In the new study, the researchers tested blood from the 63 patients and 20 normal controls with two tests: a Western blot test and an immunofluorescence (IF) test based on KHRI-3.
They then correlated the results of those two tests with patients' response to steroid treatment, based on standard criteria and the results of hearing tests performed before and after treatment.
They also considered patients' other autoimmune diseases, the length and pace of hearing loss progression before treatment, and age and gender.
Thirty of the patients were female, and 33 male; their average age was 47, which reflects the young age at which AISNHL typically begins.
Twenty-six had lost hearing in both ears, the rest in the left or right ear.
They had no known cause for hearing loss, and most had lost their hearing gradually over weeks, though eight had lost it over hours or days.
Many also had dizziness, ringing or a sensation of fullness in their ears.
In all, half regained some or all of their hearing after steroid treatment.
The two different blood tests weren't always consistent, results were the same in 47 patients, both positive or both negative, but different in 16.
But the IF test appeared to give a more specific response to steroid treatment: patients who had a positive IF test result were three times more likely to improve after steroid treatment than those with negative IF results.
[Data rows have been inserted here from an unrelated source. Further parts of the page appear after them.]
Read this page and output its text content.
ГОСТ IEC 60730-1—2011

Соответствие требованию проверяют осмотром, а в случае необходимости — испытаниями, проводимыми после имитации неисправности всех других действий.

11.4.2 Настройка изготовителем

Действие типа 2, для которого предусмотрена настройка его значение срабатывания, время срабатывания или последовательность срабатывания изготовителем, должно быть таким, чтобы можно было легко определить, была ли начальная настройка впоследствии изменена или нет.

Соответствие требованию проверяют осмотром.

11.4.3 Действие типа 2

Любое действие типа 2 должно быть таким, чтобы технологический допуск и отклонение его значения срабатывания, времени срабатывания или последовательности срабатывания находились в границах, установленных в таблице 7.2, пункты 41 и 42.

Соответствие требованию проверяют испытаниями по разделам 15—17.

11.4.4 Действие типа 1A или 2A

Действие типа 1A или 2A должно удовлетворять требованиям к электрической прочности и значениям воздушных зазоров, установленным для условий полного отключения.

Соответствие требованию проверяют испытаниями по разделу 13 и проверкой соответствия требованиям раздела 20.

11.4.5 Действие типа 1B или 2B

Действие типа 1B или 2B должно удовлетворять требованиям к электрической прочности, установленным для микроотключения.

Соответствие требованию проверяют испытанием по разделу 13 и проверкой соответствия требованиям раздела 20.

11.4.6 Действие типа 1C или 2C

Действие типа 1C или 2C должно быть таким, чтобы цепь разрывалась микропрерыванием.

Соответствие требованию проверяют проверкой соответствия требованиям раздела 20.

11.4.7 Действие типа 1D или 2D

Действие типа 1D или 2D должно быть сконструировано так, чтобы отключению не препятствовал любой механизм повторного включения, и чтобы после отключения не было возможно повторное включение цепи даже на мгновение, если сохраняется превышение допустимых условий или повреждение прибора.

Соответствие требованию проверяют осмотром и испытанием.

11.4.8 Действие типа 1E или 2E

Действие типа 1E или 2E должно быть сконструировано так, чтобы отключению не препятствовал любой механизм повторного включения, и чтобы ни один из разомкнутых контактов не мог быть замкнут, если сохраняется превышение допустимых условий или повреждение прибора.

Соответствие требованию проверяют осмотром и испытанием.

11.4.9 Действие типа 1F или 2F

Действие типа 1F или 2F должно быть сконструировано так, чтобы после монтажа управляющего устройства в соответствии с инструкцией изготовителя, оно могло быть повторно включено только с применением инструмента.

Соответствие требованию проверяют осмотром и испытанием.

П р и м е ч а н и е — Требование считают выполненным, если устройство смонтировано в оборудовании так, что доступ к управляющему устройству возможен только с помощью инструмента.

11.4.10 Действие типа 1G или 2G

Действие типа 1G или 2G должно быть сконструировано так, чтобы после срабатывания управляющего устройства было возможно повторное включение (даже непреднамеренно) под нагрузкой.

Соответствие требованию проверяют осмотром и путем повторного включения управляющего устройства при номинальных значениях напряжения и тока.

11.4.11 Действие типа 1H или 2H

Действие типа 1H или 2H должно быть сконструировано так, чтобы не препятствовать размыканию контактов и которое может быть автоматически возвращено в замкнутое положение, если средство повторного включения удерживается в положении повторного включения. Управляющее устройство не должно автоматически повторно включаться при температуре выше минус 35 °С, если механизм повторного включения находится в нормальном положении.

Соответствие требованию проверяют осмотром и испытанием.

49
Combining the two tests proved even more predictive: 54 percent of those who had positive results on both tests improved after steroid, compared with 10 percent of those who had two negative results.
As a point of interest, Carey notes that almost all of the patients who had sudden hearing loss over hours or days had antibodies, and nearly all improved with steroids.
Carey suggests that since this kind of rapid-onset hearing loss has historically been excluded from the formal definition of AISNHL, the definition may need to be re-examined in light of the strong evidence for an immune-system cause in these patients.
The research was funded by the Autoimmune Sensorineural Hearing Loss Research Fund, the Ruth and Lynn Townsend Fund, a gift from the Holden Foundation, the Deafness Research Foundation and the National Institutes of Health.
It is published in the August issue of the Archives of Otolaryngology - Head and Neck Surgery.